2.3: Extracting and matching features

Even though we have made significant improvement, it's clear that not of the points will have a corresponding point in the other image. Here we utilize neighboring information from pixels near each point of interest to give us context on matches.

We first centered a 40x40 patch around every point, then we bias/gain normalized by subtracting the mean of the patch by its standard deviation. To reduce disturbances from higher frequencies, we then resize to 8x8 patches.

We utilzed the Sum of Squared Differences (SSD) to calculate the magnitude of difference between a patch from one image and a possible match from another image. Implementing Lowe thresholding, we test to see if the ratio of the best (minimum) error with the second best error is below a predefined cutoff. I specifically found a threshold of around 0.6-1 as satisfactory. Matching results are shown below. Just by looking at the images, we can see that the majority of these correspondences are indeed correct. A couple of outliers exist. For instance, in the left image, there is a point on the road and the tree that has no correspondence in the right image.

pano pano

2.4: Handling outliers with Random Sample Concensus (RANSAC)

As we have noticed, some points are matched incorrectly. Since we utilized least squares to compute our homography as in Part I, we are prone to large changes in transformations from the inclusion of outliers. To make sure that we only pick points that are informative, we implement RANSAC, which uses random samples of points, tests the estimate against expected values, and keeps the points that are estimated correctly within a threshold, effectively maximizing the inliers. This process is repeated until the probability of getting correct points falls below a threshold or when the user decides is enough. Guidelines on picking the number of iterations can be found HERE.

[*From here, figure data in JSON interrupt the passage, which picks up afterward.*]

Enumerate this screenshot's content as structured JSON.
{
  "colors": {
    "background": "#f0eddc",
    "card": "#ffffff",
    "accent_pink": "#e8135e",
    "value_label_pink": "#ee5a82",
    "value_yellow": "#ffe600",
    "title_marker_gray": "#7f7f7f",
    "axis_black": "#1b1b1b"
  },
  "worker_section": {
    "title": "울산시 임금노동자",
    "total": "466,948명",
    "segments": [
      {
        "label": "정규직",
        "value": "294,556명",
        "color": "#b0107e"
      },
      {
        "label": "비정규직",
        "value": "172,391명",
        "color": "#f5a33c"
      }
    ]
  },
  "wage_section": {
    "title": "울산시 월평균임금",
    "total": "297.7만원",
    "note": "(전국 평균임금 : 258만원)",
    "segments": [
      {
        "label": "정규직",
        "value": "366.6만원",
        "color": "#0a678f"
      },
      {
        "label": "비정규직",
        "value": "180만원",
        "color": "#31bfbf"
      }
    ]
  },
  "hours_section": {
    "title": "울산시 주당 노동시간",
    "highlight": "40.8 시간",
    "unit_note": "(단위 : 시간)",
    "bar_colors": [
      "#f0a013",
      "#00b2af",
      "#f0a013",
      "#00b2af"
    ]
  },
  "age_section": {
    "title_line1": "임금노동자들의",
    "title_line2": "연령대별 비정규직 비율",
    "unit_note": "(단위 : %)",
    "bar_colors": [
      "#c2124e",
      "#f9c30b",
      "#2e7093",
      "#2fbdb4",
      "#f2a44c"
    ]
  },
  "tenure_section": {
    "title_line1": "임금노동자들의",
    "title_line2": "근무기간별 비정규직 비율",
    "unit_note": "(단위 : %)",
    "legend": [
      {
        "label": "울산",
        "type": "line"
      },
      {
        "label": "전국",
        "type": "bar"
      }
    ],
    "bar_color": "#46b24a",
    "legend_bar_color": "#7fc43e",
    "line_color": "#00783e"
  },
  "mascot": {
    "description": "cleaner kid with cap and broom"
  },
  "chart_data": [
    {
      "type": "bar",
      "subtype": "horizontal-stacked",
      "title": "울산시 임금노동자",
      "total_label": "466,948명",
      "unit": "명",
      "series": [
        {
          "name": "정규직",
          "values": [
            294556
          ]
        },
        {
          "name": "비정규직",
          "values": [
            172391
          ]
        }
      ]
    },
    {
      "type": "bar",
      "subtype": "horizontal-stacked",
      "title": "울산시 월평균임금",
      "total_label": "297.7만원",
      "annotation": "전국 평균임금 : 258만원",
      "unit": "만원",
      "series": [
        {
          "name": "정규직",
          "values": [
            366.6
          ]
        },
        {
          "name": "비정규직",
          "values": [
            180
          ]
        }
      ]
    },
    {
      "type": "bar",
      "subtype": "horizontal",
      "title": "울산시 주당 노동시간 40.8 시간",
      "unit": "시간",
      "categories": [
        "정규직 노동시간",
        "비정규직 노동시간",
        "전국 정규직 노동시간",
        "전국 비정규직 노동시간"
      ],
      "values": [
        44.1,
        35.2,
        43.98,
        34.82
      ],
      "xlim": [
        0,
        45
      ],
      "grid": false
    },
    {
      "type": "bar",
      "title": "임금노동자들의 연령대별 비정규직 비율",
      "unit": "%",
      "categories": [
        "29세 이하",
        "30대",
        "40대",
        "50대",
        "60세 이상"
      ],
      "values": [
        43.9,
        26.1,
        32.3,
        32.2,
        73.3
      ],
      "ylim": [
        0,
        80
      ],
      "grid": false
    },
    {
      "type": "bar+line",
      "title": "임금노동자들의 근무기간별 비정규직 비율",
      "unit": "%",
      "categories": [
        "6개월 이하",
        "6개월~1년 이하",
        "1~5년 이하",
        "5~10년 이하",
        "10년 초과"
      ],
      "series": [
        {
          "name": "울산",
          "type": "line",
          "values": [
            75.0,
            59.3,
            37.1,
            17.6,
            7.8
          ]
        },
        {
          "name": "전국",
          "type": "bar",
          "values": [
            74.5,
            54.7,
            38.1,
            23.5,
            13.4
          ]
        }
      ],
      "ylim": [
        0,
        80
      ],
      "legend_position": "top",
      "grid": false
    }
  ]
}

This can be summed up with the following procedure:

            For each iteration:
                Find 4 random set of points (4 from each image point set).
                Calculate the homography
                Test the estimate of the homography against all the points
                Keep the ones that fall below a threshold 
                Update a set of inliers only when the iteration inlier set has more elements than the global set
            end loop and calculate homography from largest inlier set.
            
This significantly reduces the amount of points. I set the iterations to 500 and error bound to 15, but found 0.5 was sufficient for most images.

pano pano

2.5: Creating a mosaic

Now after we have managed to reduce ~2000 points to less than 50, we are now ready to create the stitched version of these images. The procedure is the same as that of the panorama performed in Part 1. Here are side by side comparisions of the automatic stitched images and the manually stitched images. The Left image is MANUAL and the Right is AUTO.

pano pano

Though both manual and auto performed well, we can see some significant discrepancies between the two as we look closer. The Left half the image for both are similar, with doubling effects visible on the left grass patch. However, mannual ppear more pleasing on the right half. This is due to the fact that blurring happens along the sky portion, where colors and branches are lighter and less distinguishable.

pano pano

Auto performed better on this round. We see that the car is much clearer than that of the manual. Though, both struggled with aligning the trees and the house at the very center. This could be due to camera shifts.

pano pano

Once again, auto takes the cake. Though not very visible, we see that manual faces heavy shifting issue on the right side of the image. Auto, on the other hand is practically pristine, with minimal defects near the roof.

2.6: Final Insights

And yes, we have finally made it. This project was by far my favorite. It taught me that simple approaches may sometimes be the most effective. Though ANMS and RANSAC rest on simple logic, they undoubtedly work very well and required minimal fancy imports or head-breaking algorithms to implement. Additionally, I also changed the way I implemented things. In the beginning of the semester Prof. Efros told us to avoid for loops. This project ingrained this mentality into the way I now approach things, as I see just how much quicker vectorized functions could be.